Governments have to keep secrets. But this administration has grossly abused that trust, routinely using claims of national security to hide policies that are immoral and almost certainly illegal, to avoid embarrassment, and to pursue Bush's dreams of an imperial presidency.
Copyright by The International Herald Tribune
Published: June 24, 2007
President George W. Bush has turned the executive branch into a two-way mirror. They get to see everything Americans do: our telephone calls, e-mail, and all manner of personal information. And we get to see nothing about what they do.
Everyone knows this administration has disdained openness and accountability since its first days. That is about the only thing it does not hide. But recent weeks have produced disturbing disclosures about just how far Bush's team is willing to go to keep lawmakers and the public in the dark.
That applies to big issues - like the CIA's secret prisons - and to things that would seem too small-bore to order up a cover-up.
Since the Sept. 11 attacks, Bush has tried to excuse his administration's obsession with secrecy by saying that dangerous times require greater discretion. He rammed the Patriot Act through Congress with a promise that national security agencies would make sure the new powers were not abused.

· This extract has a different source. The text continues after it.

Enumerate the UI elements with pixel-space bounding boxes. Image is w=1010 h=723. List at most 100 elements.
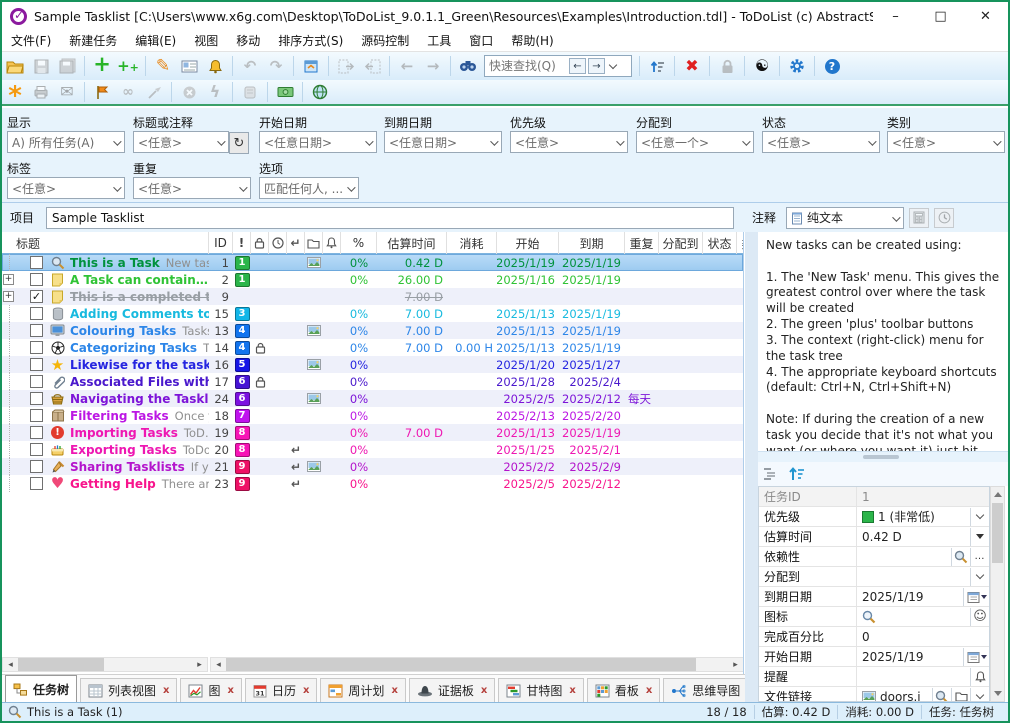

But on June 14, The Washington Post reported that the FBI potentially broke the law or its own rules several thousand times over the past five years when it used the Patriot Act to snoop on domestic phone calls, e-mail and financial transactions of ordinary people.
We knew that Attorney General Alberto Gonzales was not protecting anybody's rights or America's reputation. It turns out that John Rizzo, the man charged with safeguarding the Constitution at the CIA, isn't either. Rizzo was nominated as general counsel more than a year ago. But the Republican chairman of the Senate Intelligence Committee, Pat Roberts of Kansas, would not schedule even a pro forma confirmation hearing because the Democrats wanted documents that the CIA wanted to keep, well, secret.

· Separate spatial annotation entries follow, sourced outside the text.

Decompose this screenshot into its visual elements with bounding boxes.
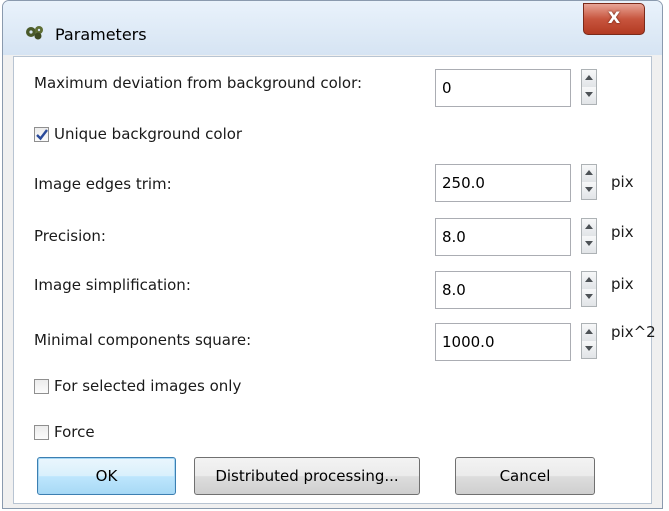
cancel-button[interactable]: Cancel	[455, 457, 595, 495]
spin-up-button[interactable]	[582, 272, 596, 290]
force-checkbox[interactable]	[34, 425, 49, 440]
min-components-spinner[interactable]	[581, 323, 597, 359]
spin-down-button[interactable]	[582, 341, 596, 358]
close-button[interactable]: X	[583, 3, 645, 35]
force-label[interactable]: Force	[54, 423, 95, 441]
spin-up-button[interactable]	[582, 165, 596, 183]
spin-down-button[interactable]	[582, 289, 596, 306]
window-title: Parameters	[55, 25, 147, 44]
arrow-down-icon	[585, 346, 593, 351]
precision-label: Precision:	[34, 227, 106, 245]
edges-trim-spinner[interactable]	[581, 164, 597, 200]
gear-cluster-icon	[26, 26, 43, 40]
max-deviation-label: Maximum deviation from background color:	[34, 74, 363, 92]
arrow-down-icon	[585, 187, 593, 192]
spin-up-button[interactable]	[582, 70, 596, 88]
edges-trim-label: Image edges trim:	[34, 175, 172, 193]
close-icon: X	[607, 8, 621, 27]
precision-input[interactable]: 8.0	[435, 218, 571, 256]
precision-unit: pix	[611, 223, 634, 241]
selected-only-checkbox[interactable]	[34, 379, 49, 394]
arrow-up-icon	[585, 75, 593, 80]
simplification-spinner[interactable]	[581, 271, 597, 307]
spin-down-button[interactable]	[582, 236, 596, 253]
unique-bg-label[interactable]: Unique background color	[54, 125, 242, 143]
ok-button[interactable]: OK	[37, 457, 176, 495]
simplification-unit: pix	[611, 275, 634, 293]
arrow-up-icon	[585, 329, 593, 334]
dialog-content: Maximum deviation from background color:…	[13, 56, 656, 504]
selected-only-label[interactable]: For selected images only	[54, 377, 241, 395]
unique-bg-checkbox[interactable]	[34, 127, 49, 142]
arrow-down-icon	[585, 241, 593, 246]
arrow-up-icon	[585, 170, 593, 175]
title-bar[interactable]: Parameters X	[3, 1, 662, 55]
min-components-unit: pix^2	[611, 323, 656, 341]
min-components-label: Minimal components square:	[34, 331, 252, 349]
distributed-processing-button[interactable]: Distributed processing...	[194, 457, 420, 495]
edges-trim-input[interactable]: 250.0	[435, 164, 571, 202]
spin-up-button[interactable]	[582, 219, 596, 237]
simplification-label: Image simplification:	[34, 276, 191, 294]
max-deviation-spinner[interactable]	[581, 69, 597, 105]
simplification-input[interactable]: 8.0	[435, 271, 571, 309]
arrow-up-icon	[585, 224, 593, 229]
max-deviation-input[interactable]: 0	[435, 69, 571, 107]
spin-up-button[interactable]	[582, 324, 596, 342]
arrow-down-icon	[585, 294, 593, 299]
arrow-up-icon	[585, 277, 593, 282]
parameters-dialog: Parameters X Maximum deviation from back…	[2, 0, 663, 509]
precision-spinner[interactable]	[581, 218, 597, 254]
spin-down-button[interactable]	[582, 182, 596, 199]
edges-trim-unit: pix	[611, 173, 634, 191]
min-components-input[interactable]: 1000.0	[435, 323, 571, 361]
arrow-down-icon	[585, 92, 593, 97]
checkmark-icon	[36, 129, 48, 141]
spin-down-button[interactable]	[582, 87, 596, 104]
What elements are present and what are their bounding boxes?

Last week, the committee held that hearing under Democratic leadership, and Rizzo kept insisting that he shouldn't, couldn't, wouldn't give away any secrets. But he was still illuminating - in a scary way.
When he was asked his view of the administration's infamous decision to define torture so narrowly that it allowed widespread abuse of prisoners, he merely said the policy was "over-broad" for the circumstances, raising the troubling question of when he thinks it would not be over-broad to torture prisoners. Rizzo also refused to say whether the United States had ever sent a prisoner to another country knowing he would be tortured. He made it sound like he was safeguarding secrets, but we suspect the real reason was that the answer is yes.
Meanwhile, Rizzo, Bush, Vice President Dick Cheney and the rest of the administration are still stonewalling about the existence of CIA prisons. Earlier this month, the Council of Europe, a 46-nation human rights group, provided new, persuasive evidence of secret American prisons in Eastern Europe where prisoners were kept naked in cramped cells, subjected to hot or freezing blasts of air and subjected to water-boarding, or simulated drowning. American rights groups released a list of 39 men they say disappeared into secret prisons.
Incredibly, the lies and secrecy shrouding this administration are not enough for Rizzo. Sounding an awful lot like Bush and Cheney, he told the senators, "Far too many people know far too much."
Governments have to keep secrets. But this administration has grossly abused that trust, routinely using claims of national security to hide policies that are immoral and almost certainly illegal, to avoid embarrassment, and to pursue Bush's dreams of an imperial presidency.